Let $\mathfrak{g}$ be a finite dimensional complex Lie algebra. A derivation $D: \mathfrak{g} \rightarrow \mathfrak{g}$ is $\mathbb{C}$-linear map $\mathfrak{g} \rightarrow \mathfrak{g}$ such that for any $a, b \in \mathfrak{g}$, we have $D[a, b] = [Da, b] + [a, Db]$.
Let $\hbox{Rad}(\mathfrak{g})$ be the radical of $\mathfrak{g}$. My question is: does $D$ map $\hbox{Rad}(\mathfrak{g})$ into itself, i.e. is it true that $D(\text{Rad}(\mathfrak{g})) \subset \hbox{Rad}(\mathfrak{g})$?
On
In the case of finite-dimensional Lie algebras over $\mathbb{R}$ or $\mathbb{C}$ we can argue very straightforwardly as follows:
The radical is clearly characteristic in the sense that it is preserved by all automorphisms of $\mathfrak{g}$. Now observe that $D : \mathfrak{g} \to \mathfrak{g}$ is a derivation iff the exponential $\exp(tD) : \mathfrak{g} \to \mathfrak{g}$ is a one-parameter group of automorphisms of $\mathfrak{g}$ (in fact $\text{Der}(\mathfrak{g})$ is the Lie algebra of $\text{Aut}(\mathfrak{g})$), so this exponential preserves the radical and hence so does its derivative.

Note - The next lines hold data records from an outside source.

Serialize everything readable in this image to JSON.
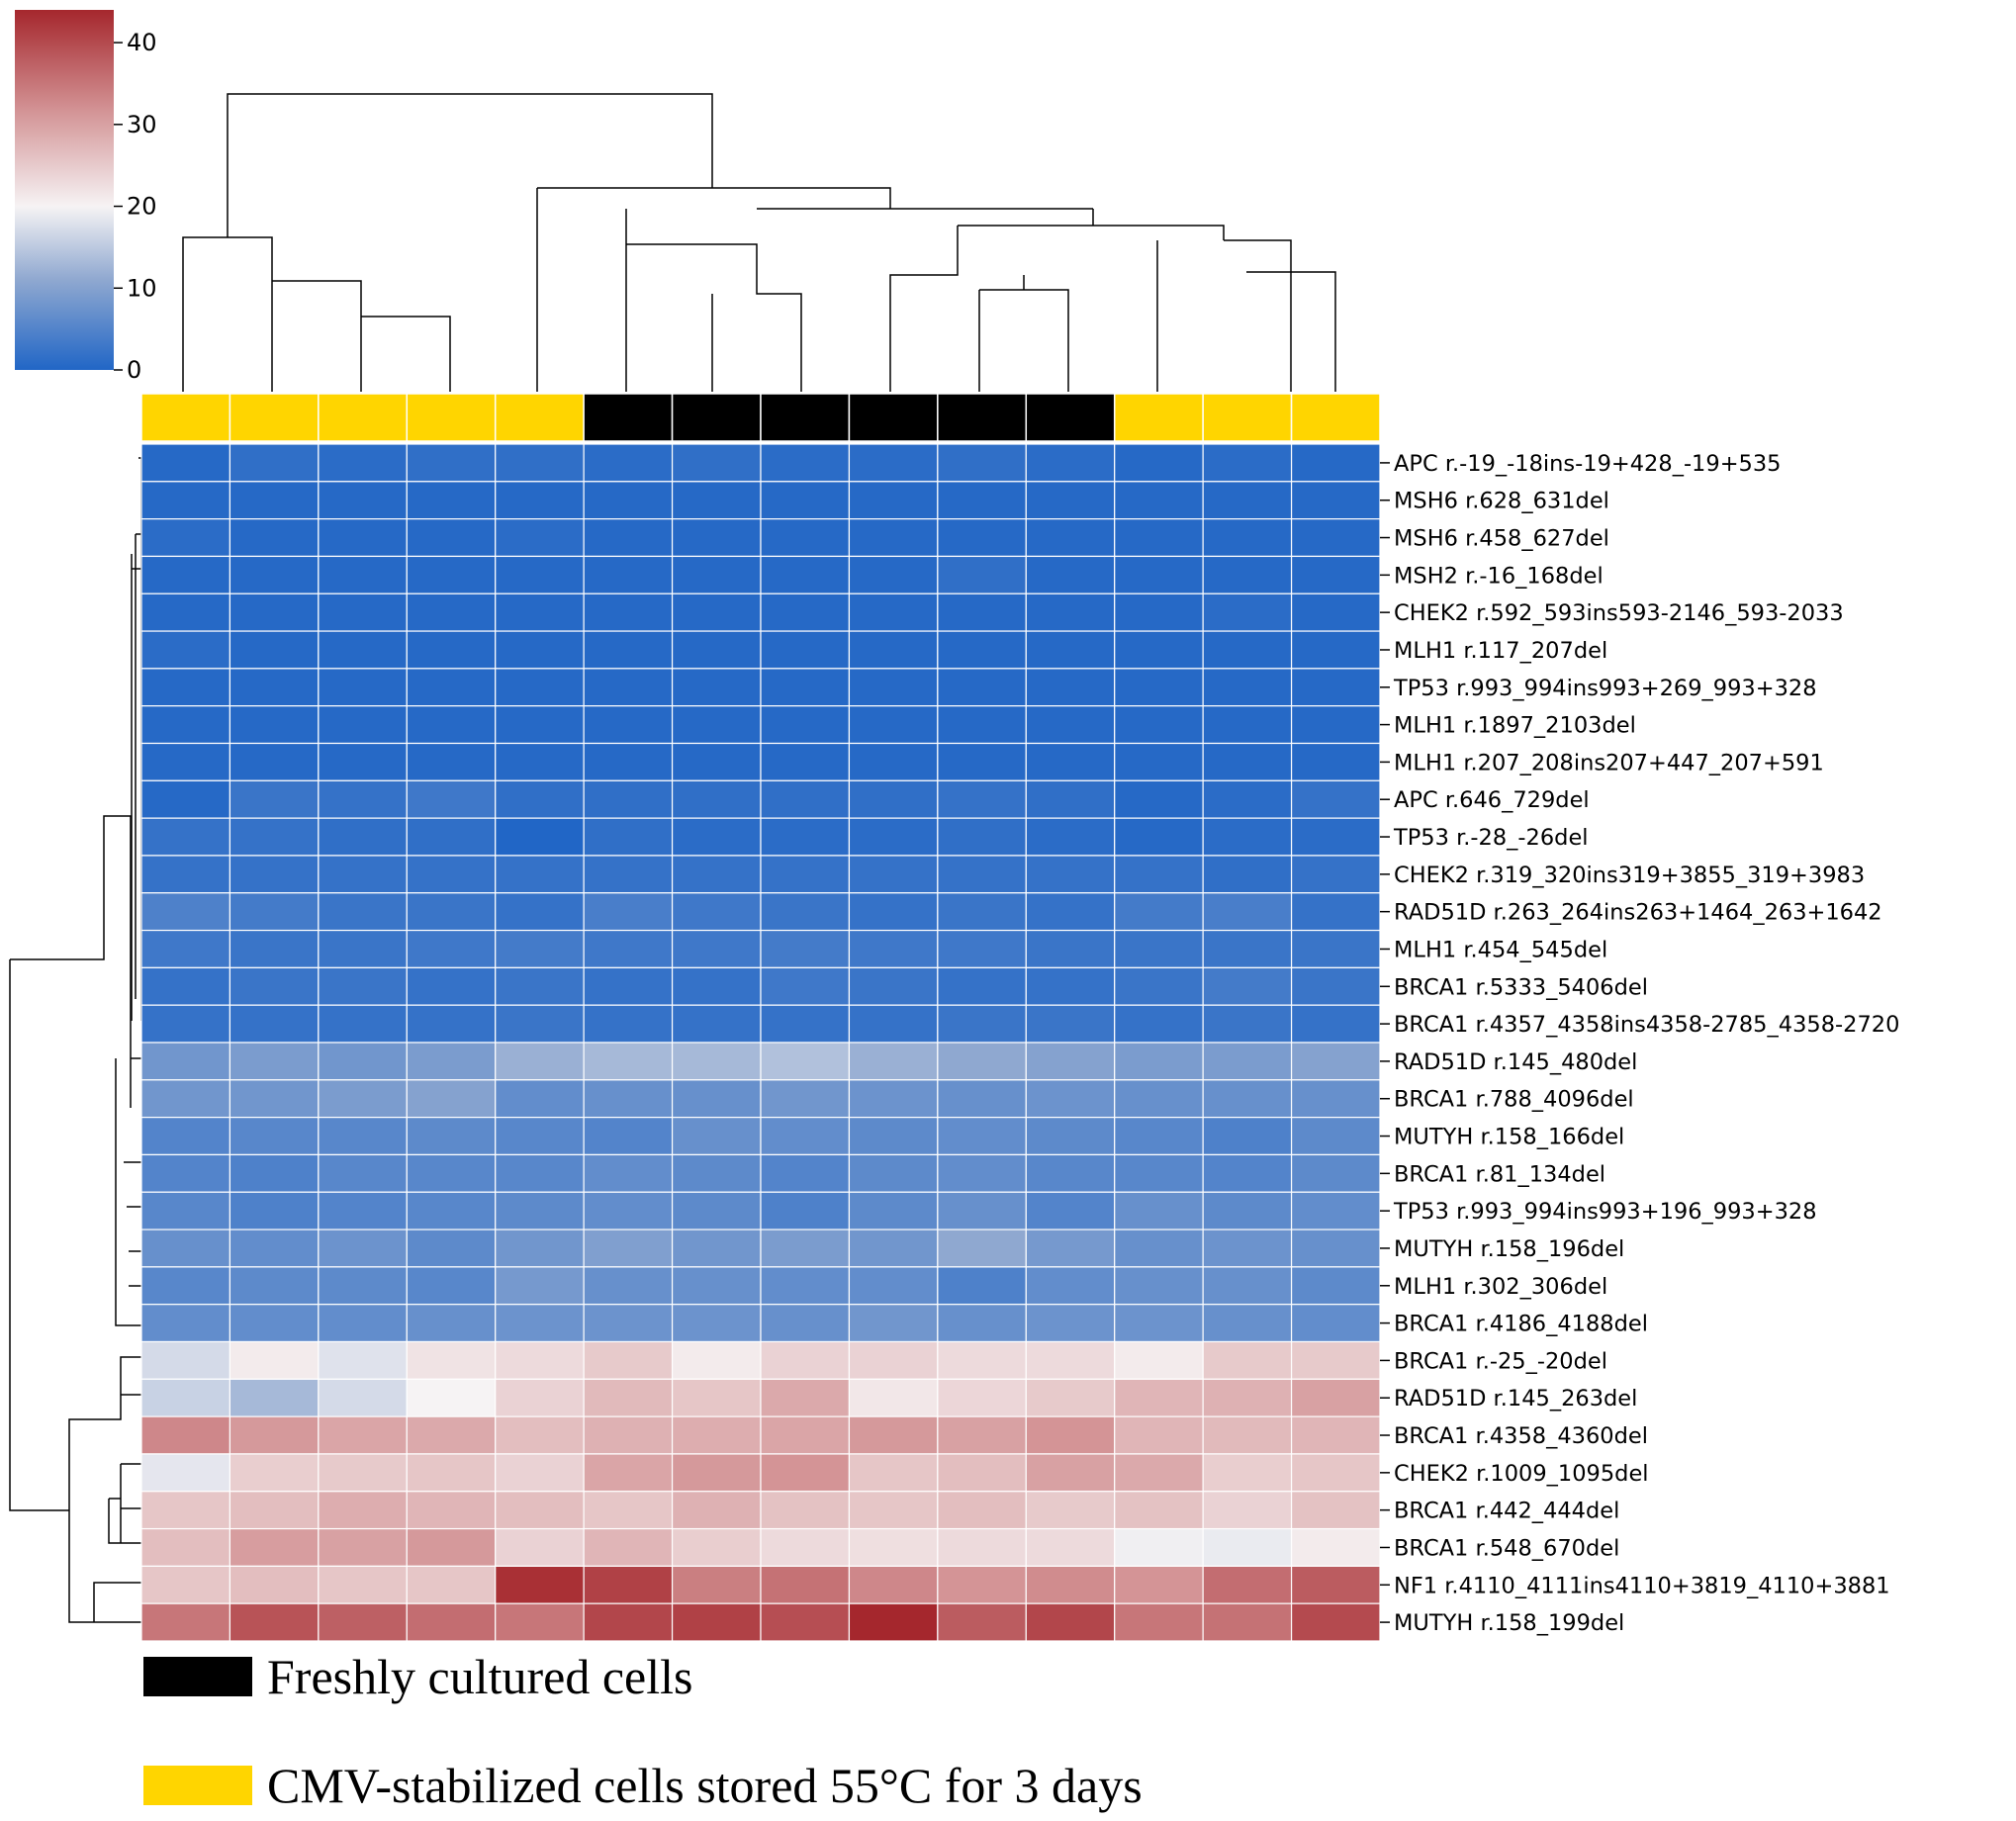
{
  "chart_data": {
    "type": "heatmap",
    "colorbar": {
      "ticks": [
        0,
        10,
        20,
        30,
        40
      ],
      "range": [
        0,
        44
      ],
      "colormap": "vlag",
      "colors": {
        "low": "#2166c6",
        "mid": "#f6f3f4",
        "high": "#a5272d"
      }
    },
    "column_groups": [
      "CMV-stabilized",
      "CMV-stabilized",
      "CMV-stabilized",
      "CMV-stabilized",
      "CMV-stabilized",
      "Freshly cultured",
      "Freshly cultured",
      "Freshly cultured",
      "Freshly cultured",
      "Freshly cultured",
      "Freshly cultured",
      "CMV-stabilized",
      "CMV-stabilized",
      "CMV-stabilized"
    ],
    "group_colors": {
      "Freshly cultured": "#000000",
      "CMV-stabilized": "#ffd500"
    },
    "rows": [
      "APC r.-19_-18ins-19+428_-19+535",
      "MSH6 r.628_631del",
      "MSH6 r.458_627del",
      "MSH2 r.-16_168del",
      "CHEK2 r.592_593ins593-2146_593-2033",
      "MLH1 r.117_207del",
      "TP53 r.993_994ins993+269_993+328",
      "MLH1 r.1897_2103del",
      "MLH1 r.207_208ins207+447_207+591",
      "APC r.646_729del",
      "TP53 r.-28_-26del",
      "CHEK2 r.319_320ins319+3855_319+3983",
      "RAD51D r.263_264ins263+1464_263+1642",
      "MLH1 r.454_545del",
      "BRCA1 r.5333_5406del",
      "BRCA1 r.4357_4358ins4358-2785_4358-2720",
      "RAD51D r.145_480del",
      "BRCA1 r.788_4096del",
      "MUTYH r.158_166del",
      "BRCA1 r.81_134del",
      "TP53 r.993_994ins993+196_993+328",
      "MUTYH r.158_196del",
      "MLH1 r.302_306del",
      "BRCA1 r.4186_4188del",
      "BRCA1 r.-25_-20del",
      "RAD51D r.145_263del",
      "BRCA1 r.4358_4360del",
      "CHEK2 r.1009_1095del",
      "BRCA1 r.442_444del",
      "BRCA1 r.548_670del",
      "NF1 r.4110_4111ins4110+3819_4110+3881",
      "MUTYH r.158_199del"
    ],
    "values": [
      [
        0.5,
        1.5,
        1,
        1.5,
        1.5,
        1,
        1.5,
        1,
        1,
        1.5,
        1,
        0.5,
        1,
        0.5
      ],
      [
        0.5,
        0.5,
        0.5,
        0.5,
        0.5,
        0.5,
        0.5,
        0.5,
        0.5,
        0.5,
        0.5,
        0.5,
        0.5,
        0.5
      ],
      [
        1,
        0.5,
        0.5,
        0.5,
        1,
        0.5,
        0.5,
        0.5,
        0.5,
        0.5,
        0.5,
        0.5,
        0.5,
        0.5
      ],
      [
        0.5,
        0.5,
        0.5,
        0.5,
        0.5,
        0.5,
        0.5,
        0.5,
        0.5,
        1.5,
        0.5,
        0.5,
        0.5,
        0.5
      ],
      [
        0.5,
        0.5,
        0.5,
        0.5,
        0.5,
        0.5,
        0.5,
        0.5,
        0.5,
        0.5,
        0.5,
        0.5,
        1,
        0.5
      ],
      [
        1,
        0.5,
        0.5,
        0.5,
        0.5,
        0.5,
        0.5,
        0.5,
        0.5,
        0.5,
        0.5,
        0.5,
        0.5,
        0.5
      ],
      [
        0.5,
        0.5,
        0.5,
        0.5,
        0.5,
        0.5,
        0.5,
        0.5,
        0.5,
        0.5,
        0.5,
        0.5,
        0.5,
        0.5
      ],
      [
        0.5,
        0.5,
        0.5,
        0.5,
        0.5,
        0.5,
        0.5,
        0.5,
        0.5,
        0.5,
        0.5,
        0.5,
        0.5,
        0.5
      ],
      [
        0.5,
        0.5,
        0.5,
        0.5,
        0.5,
        0.5,
        0.5,
        0.5,
        0.5,
        0.5,
        0.5,
        0.5,
        0.5,
        0.5
      ],
      [
        0.5,
        2.5,
        2,
        3,
        1.5,
        1.5,
        1.5,
        1.5,
        1.5,
        2,
        1.5,
        0.5,
        1,
        2
      ],
      [
        2,
        2,
        1.5,
        1.5,
        0,
        1.5,
        1,
        1,
        1,
        1.5,
        1,
        0.5,
        1,
        1
      ],
      [
        2,
        2,
        2,
        2,
        2,
        2,
        2,
        2,
        2,
        2,
        2,
        2,
        1.5,
        2
      ],
      [
        4.5,
        3.5,
        2.5,
        2.5,
        2,
        4,
        3,
        2.5,
        2,
        2.5,
        2,
        3.5,
        4,
        2
      ],
      [
        3,
        2.5,
        2.5,
        3,
        3.5,
        3,
        3,
        3.5,
        3,
        3,
        2.5,
        2.5,
        2.5,
        2.5
      ],
      [
        2,
        2.5,
        2.5,
        2,
        2.5,
        2,
        2,
        3,
        2.5,
        2,
        2,
        2.5,
        3.5,
        2.5
      ],
      [
        2,
        2,
        2,
        2,
        2.5,
        2,
        2,
        2,
        2,
        2.5,
        2.5,
        2,
        2.5,
        2
      ],
      [
        8,
        9,
        8,
        9,
        12,
        13,
        13,
        14,
        12,
        11,
        10,
        9,
        9,
        10
      ],
      [
        8,
        8,
        9,
        10,
        6.5,
        7,
        7,
        8,
        7.5,
        7,
        7.5,
        7,
        7,
        7
      ],
      [
        5,
        5.5,
        5.5,
        6,
        5.5,
        5,
        7,
        6.5,
        6,
        6.5,
        6,
        5.5,
        4.5,
        6
      ],
      [
        5,
        4.5,
        5.5,
        5.5,
        5.5,
        6.5,
        6,
        5,
        6,
        6.5,
        5.5,
        5.5,
        5,
        6
      ],
      [
        5.5,
        4.5,
        5,
        5.5,
        6,
        6.5,
        6,
        4.5,
        6,
        7,
        5,
        7,
        6,
        6.5
      ],
      [
        7,
        6.5,
        7.5,
        6,
        8,
        9.5,
        8,
        9,
        8,
        11,
        8.5,
        7,
        7.5,
        7
      ],
      [
        5.5,
        6,
        6,
        5.5,
        8.5,
        7,
        7,
        6.5,
        6.5,
        4.5,
        6.5,
        7,
        7,
        6
      ],
      [
        6.5,
        6.5,
        6.5,
        7,
        7.5,
        7.5,
        7.5,
        7,
        8,
        7,
        7.5,
        7.5,
        7,
        6.5
      ],
      [
        17,
        21,
        18,
        22,
        23,
        25,
        21,
        24,
        24,
        23,
        23,
        21,
        25,
        25
      ],
      [
        16,
        13,
        17,
        20,
        24,
        27,
        25.5,
        29,
        21.5,
        23.5,
        25,
        27.5,
        28,
        30
      ],
      [
        33,
        31,
        29.5,
        29,
        26.5,
        28,
        28.5,
        29.5,
        31,
        30,
        31.5,
        27.5,
        27,
        27.5
      ],
      [
        18.5,
        24.5,
        25,
        25.5,
        24,
        29.5,
        31,
        31.5,
        25.5,
        26.5,
        30,
        29,
        24.5,
        25.5
      ],
      [
        25.5,
        26.5,
        28.5,
        27.5,
        26.5,
        25.5,
        28,
        26,
        25.5,
        26.5,
        25,
        26,
        24,
        26
      ],
      [
        26.5,
        30.5,
        30,
        31,
        24,
        27.5,
        24.5,
        23,
        22.5,
        23,
        23,
        19.5,
        19,
        21
      ],
      [
        25.5,
        26.5,
        25.5,
        25.5,
        43,
        41,
        34,
        35.5,
        33,
        31.5,
        32.5,
        31.5,
        36,
        38
      ],
      [
        35,
        39,
        37.5,
        36,
        35,
        40.5,
        41,
        39.5,
        44,
        38,
        40.5,
        35,
        35.5,
        40
      ]
    ]
  },
  "legend": {
    "items": [
      {
        "label": "Freshly cultured cells",
        "color": "#000000"
      },
      {
        "label": "CMV-stabilized cells stored 55°C for 3 days",
        "color": "#ffd500"
      }
    ]
  }
}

This is true. Any derivation maps the solvable radical into the nilradical, hence we have $$ D(rad(\mathfrak{g}))\subseteq nil(\mathfrak{g})\subseteq rad(\mathfrak{g}). $$ The proof can be found in Jacobson's book on Lie algebras, see Corollary $2$ to Theorem $13$ in chapter $II$, section $7$. Ideals which are invariant under all derivations are called characteristic ideals.